MarathonAg12 said:
TarponChaser said:
Daddy-O5 said:
She thinks an LTC class = gun training.
And the CNN piece mentions LEO getting firearms training but, anecdotally from a buddy who was a Ranger and then a shooting instructor for Blackwater, the ranking of the best shooters was generally:
- Special operations military (ie- SEALS, Special Forces, Rangers, etc)
- specialized civilian units (FBI Hostage Rescue Team)
- civilian hobbyists (people who shoot competitively for fun)
- regular military
- LEO
- everybody else
Basically, members of Special Forces (used generically to cover all of the branches) shoot thousands of rounds per week and are the best of the best when it comes to shooting. The specialized civilian outfits are next.
Then, civilians who shoot a lot. Because it's their passion so they can generally spend lots of time and money on training and range time.
Regular military actually has minimal range time once they're out of basic. I was surprised by this.
LEO, once out of training hardly shoots at all except for annual proficiency exams.
I would hope our LEOs shoot more than an Active Duty line company.
We had to do so much other training that there was hardly time to pew pew
By way of illustration (and these illustrations are from circa 2000, and so might have changed some) but back then, a single Ranger battalion (of which the Army has 3, part of USASOC/SOCOM) was allocated as much ammo for training as the entire 82nd Airborne Division (which, at the time, had 9 infantry battalions, a light tank battalion, a cavalry/recon squadron, plus artillery, engineers, and service support troops.)
At the PD I currently work for, annual qualification is 50 rounds each for pistols and rifles, day time and night/low light (total 100 rounds of each) and 10 rounds each day/night for shotguns. Training ammo allocation is 50 rounds per officer per year for rifles and pistols and 10 for shotguns. Sometimes we get lucky and they get a bunch of birdshot on clearance or something and we get a whole box of 25 rounds of shotgun each.
Now, before ammo prices got stupid back in the summer of 2020 (Thanks BLM!), I could shoot up a couple hundred rounds of rifle and/or pistol ammo every time I went to the range, depending on what I was shooting and how long I could spend at the range.
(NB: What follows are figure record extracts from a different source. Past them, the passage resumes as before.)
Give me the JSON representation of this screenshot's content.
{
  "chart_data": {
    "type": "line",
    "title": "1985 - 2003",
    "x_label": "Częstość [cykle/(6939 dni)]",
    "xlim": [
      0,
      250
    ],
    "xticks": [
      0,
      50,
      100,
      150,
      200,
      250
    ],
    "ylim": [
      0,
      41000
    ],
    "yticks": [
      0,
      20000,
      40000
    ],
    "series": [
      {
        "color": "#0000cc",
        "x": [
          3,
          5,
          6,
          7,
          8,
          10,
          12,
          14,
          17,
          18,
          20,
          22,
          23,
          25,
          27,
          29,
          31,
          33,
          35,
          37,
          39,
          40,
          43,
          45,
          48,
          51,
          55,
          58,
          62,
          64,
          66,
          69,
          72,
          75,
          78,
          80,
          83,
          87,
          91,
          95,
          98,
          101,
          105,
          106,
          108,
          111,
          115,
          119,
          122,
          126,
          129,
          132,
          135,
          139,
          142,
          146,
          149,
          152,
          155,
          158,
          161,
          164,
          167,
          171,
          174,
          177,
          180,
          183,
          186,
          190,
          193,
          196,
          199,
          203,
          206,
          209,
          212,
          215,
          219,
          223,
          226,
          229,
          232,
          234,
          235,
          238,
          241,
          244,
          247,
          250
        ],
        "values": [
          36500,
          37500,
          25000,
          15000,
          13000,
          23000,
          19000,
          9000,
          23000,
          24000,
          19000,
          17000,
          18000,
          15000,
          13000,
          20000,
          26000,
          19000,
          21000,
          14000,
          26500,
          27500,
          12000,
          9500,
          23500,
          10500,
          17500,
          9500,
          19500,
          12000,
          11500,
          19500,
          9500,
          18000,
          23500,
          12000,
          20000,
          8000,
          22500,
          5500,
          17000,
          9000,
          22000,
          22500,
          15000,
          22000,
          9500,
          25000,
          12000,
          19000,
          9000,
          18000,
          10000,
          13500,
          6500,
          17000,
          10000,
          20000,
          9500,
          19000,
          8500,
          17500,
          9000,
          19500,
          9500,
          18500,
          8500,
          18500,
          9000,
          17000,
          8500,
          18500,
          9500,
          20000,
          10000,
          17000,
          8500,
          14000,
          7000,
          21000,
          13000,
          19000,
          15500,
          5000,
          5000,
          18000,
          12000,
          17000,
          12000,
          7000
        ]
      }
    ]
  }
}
My current favorite shooting sport is Run-n-Gun (think tactical biathlon, running instead of cross country skiing), and I'll shoot roughly 40-60 rounds of pistol and 120-150 rounds of rifle ammo on a 5 km, 5 stage course. For a typical local 3-gun match (rifle, pistol, and shotgun), I'd shoot 100-125 rounds each rifle and pistol, and maybe 40-50 rounds of shotgun.
People who are really into their shooting sports will shoot 10,000 rounds or more a year, especially pistol shooters. Full time professional competitive shooters like Taran Butler (the guy who trained Keanu Reaves for the John Wick movies) will leave those numbers in the dust.